There was no question of shooting the prisoners because the Germans would have heard the shots. So we hanged them. We made running knots with parachute cord attached to high branches. We didn’t have a step-ladder or a chair, so we put the cord around their necks, lifted them as high as we could – and let them fall. When I told their boss they were going to be killed, he said simply, ‘You chose England and we chose Germany. You’ve won and we’ve lost.’ The
miliciens
died bravely.

Other accounts differ, some implying that Bastide begged the man whose life he had saved to let him live in return.
13

The same parachute cords could have been used to tie up and gag the
miliciens
, leaving them to be found by the Germans, instead of leave thirteen strangulated corpses hanging from the trees. But then, they would have given away their captors’ names, so perhaps it was fear of reprisals that caused the gruesome hangings. Some of Chaillaud’s men were so nauseated that they threw away their weapons and walked home. Within hours, Lécussan received a phone call from one of them, identified only as ‘the Traitor’, saying that eight
miliciens
had been hanged. Had this informant been present only for the first executions before leaving in disgust? At any rate, the number is not important. Lécussan’s rage would have been directed at his favourite target anyway.
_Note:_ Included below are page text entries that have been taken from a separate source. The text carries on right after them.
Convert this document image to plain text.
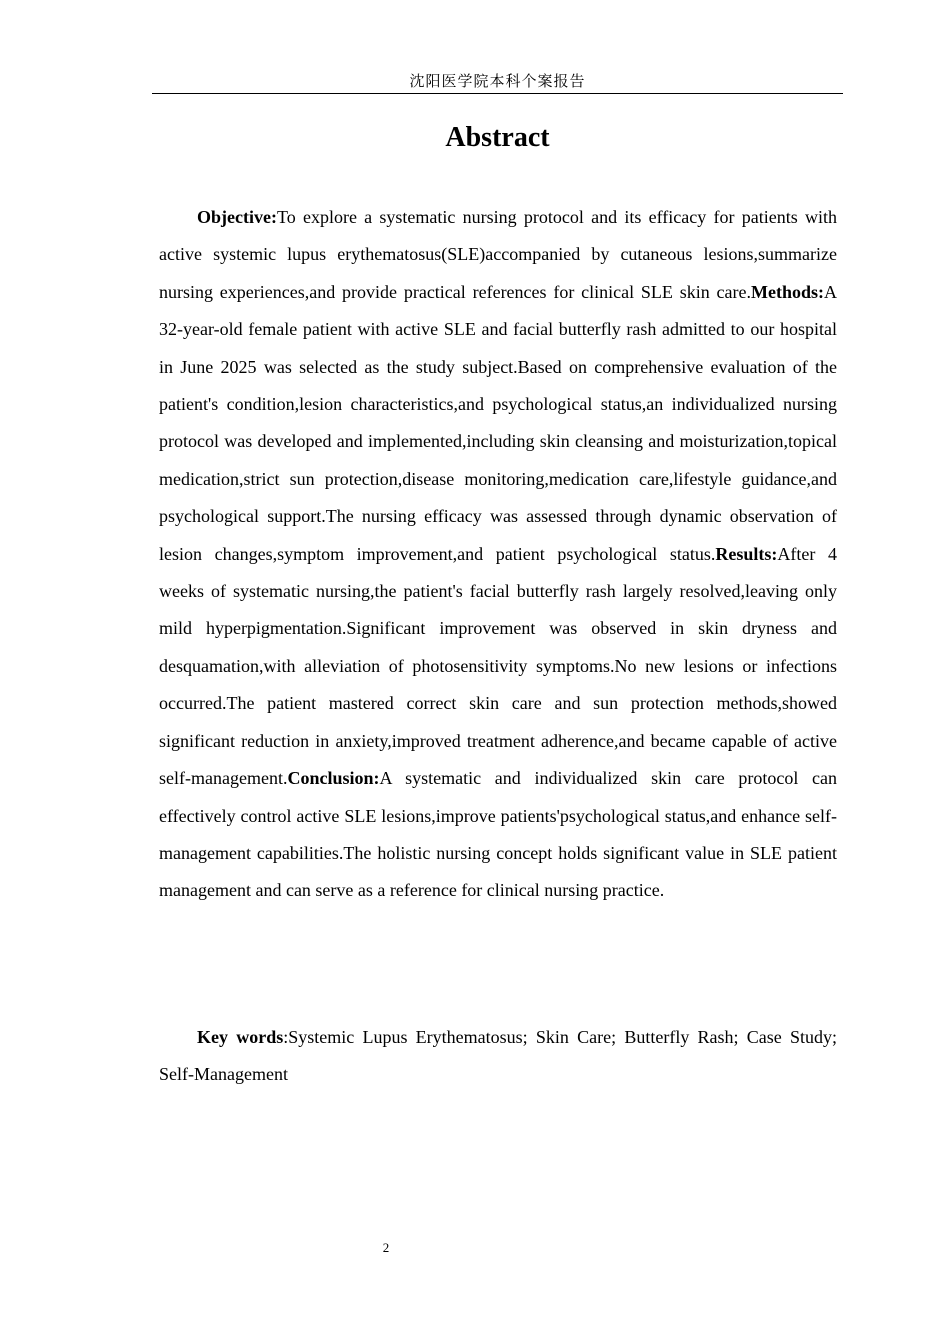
沈阳医学院本科个案报告
Abstract

Objective:To explore a systematic nursing protocol and its efficacy for patients with active systemic lupus erythematosus(SLE)accompanied by cutaneous lesions,summarize nursing experiences,and provide practical references for clinical SLE skin care.Methods:A 32-year-old female patient with active SLE and facial butterfly rash admitted to our hospital in June 2025 was selected as the study subject.Based on comprehensive evaluation of the patient's condition,lesion characteristics,and psychological status,an individualized nursing protocol was developed and implemented,including skin cleansing and moisturization,topical medication,strict sun protection,disease monitoring,medication care,lifestyle guidance,and psychological support.The nursing efficacy was assessed through dynamic observation of lesion changes,symptom improvement,and patient psychological status.Results:After 4 weeks of systematic nursing,the patient's facial butterfly rash largely resolved,leaving only mild hyperpigmentation.Significant improvement was observed in skin dryness and desquamation,with alleviation of photosensitivity symptoms.No new lesions or infections occurred.The patient mastered correct skin care and sun protection methods,showed significant reduction in anxiety,improved treatment adherence,and became capable of active self-management.Conclusion:A systematic and individualized skin care protocol can effectively control active SLE lesions,improve patients'psychological status,and enhance self-management capabilities.The holistic nursing concept holds significant value in SLE patient management and can serve as a reference for clinical nursing practice.

Key words:Systemic Lupus Erythematosus; Skin Care; Butterfly Rash; Case Study; Self-Management

2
There had been few Jews in St-Amand before the war brought a number of refugees to the area. Lécussan had already rounded up several. Some had been tortured and killed, their bodies left floating in the river. Determined to make St-Amand
judenrein
, Lécussan organised a total round-up for the following day and summoned to his aid forty-five German soldiers and a motley band of
miliciens
and other hangers-on. The men were catered for in the local cinema, the bosses repairing to a hotel for a large meal with plenty of drink.
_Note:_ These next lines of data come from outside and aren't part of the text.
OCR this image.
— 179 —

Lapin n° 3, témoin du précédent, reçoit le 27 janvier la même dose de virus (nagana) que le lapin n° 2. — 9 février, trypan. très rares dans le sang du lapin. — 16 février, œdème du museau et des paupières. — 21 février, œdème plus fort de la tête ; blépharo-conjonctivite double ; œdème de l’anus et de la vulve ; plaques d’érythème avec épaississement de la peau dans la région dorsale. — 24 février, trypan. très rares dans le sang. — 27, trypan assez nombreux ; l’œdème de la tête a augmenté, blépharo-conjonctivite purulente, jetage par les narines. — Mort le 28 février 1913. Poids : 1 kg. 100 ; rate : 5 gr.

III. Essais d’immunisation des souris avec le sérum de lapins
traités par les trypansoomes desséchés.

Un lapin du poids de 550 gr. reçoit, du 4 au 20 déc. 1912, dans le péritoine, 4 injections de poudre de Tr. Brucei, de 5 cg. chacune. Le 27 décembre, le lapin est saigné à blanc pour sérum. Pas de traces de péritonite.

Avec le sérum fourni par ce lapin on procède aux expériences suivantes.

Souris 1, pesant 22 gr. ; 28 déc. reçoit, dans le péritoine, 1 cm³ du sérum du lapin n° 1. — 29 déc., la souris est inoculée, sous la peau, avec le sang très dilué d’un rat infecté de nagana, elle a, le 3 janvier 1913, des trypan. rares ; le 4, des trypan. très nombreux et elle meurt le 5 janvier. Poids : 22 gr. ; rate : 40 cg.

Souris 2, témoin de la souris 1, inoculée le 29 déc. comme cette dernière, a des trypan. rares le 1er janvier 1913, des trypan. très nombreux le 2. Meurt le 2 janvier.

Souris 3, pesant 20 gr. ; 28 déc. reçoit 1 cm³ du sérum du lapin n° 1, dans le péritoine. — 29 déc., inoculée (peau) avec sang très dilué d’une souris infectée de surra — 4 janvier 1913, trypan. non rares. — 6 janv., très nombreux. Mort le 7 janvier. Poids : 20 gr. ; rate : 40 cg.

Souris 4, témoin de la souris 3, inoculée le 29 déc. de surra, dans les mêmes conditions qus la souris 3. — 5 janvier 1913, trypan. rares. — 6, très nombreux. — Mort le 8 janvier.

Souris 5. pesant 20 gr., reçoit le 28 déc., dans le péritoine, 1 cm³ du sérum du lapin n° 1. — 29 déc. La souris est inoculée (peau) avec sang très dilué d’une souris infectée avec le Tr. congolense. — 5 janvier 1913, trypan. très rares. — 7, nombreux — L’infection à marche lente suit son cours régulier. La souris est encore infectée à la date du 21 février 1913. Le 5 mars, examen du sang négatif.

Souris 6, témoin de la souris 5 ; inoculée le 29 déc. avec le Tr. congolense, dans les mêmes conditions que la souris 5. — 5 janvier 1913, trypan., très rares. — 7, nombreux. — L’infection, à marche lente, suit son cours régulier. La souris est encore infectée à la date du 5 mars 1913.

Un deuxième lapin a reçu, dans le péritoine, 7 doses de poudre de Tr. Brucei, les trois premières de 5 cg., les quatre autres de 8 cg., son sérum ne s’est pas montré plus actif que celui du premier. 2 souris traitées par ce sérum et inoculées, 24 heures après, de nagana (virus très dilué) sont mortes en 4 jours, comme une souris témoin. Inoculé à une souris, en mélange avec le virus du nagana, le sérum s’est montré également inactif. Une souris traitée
That night, doors were smashed in by rifle butts and the victims dragged out in night attire or underclothes, some elderly ones not even allowed to collect their false teeth. There was no longer a pretence of deportation to a labour camp. One bewildered grandmother, arrested with her 3-year-old grandson, asked permission to bring her sewing things, only to be told: ‘You won’t need them. You’re going to paradise.’ Already dressed and ready for the
miliciens
, 76-year-old veteran Colonel Fernand Bernheim told them, ‘You must have sunk really low to come and arrest me.’
14

By the evening of 22 July, the prisoners were all locked in overcrowded, stifling cells in the Bordiot prison at Bourges, where eighteen people had to share one toilet bucket, emptied every twenty-four hours. The only food was dry beans twice a day. Any valuables had been stolen. During the afternoon of 24 July, Lécussan arrived to oversee what he considered proper revenge for the killing of the
milicien
hostages. The full details are too obscene to recount, but in short the male prisoners were transported in a closed van to a deserted farm in a military training ground known as Guerry. In groups of six they were made to carry solidified sacks of cement and heavy rocks to a deep well, where
miliciens
waited with pistols and sub-machine guns.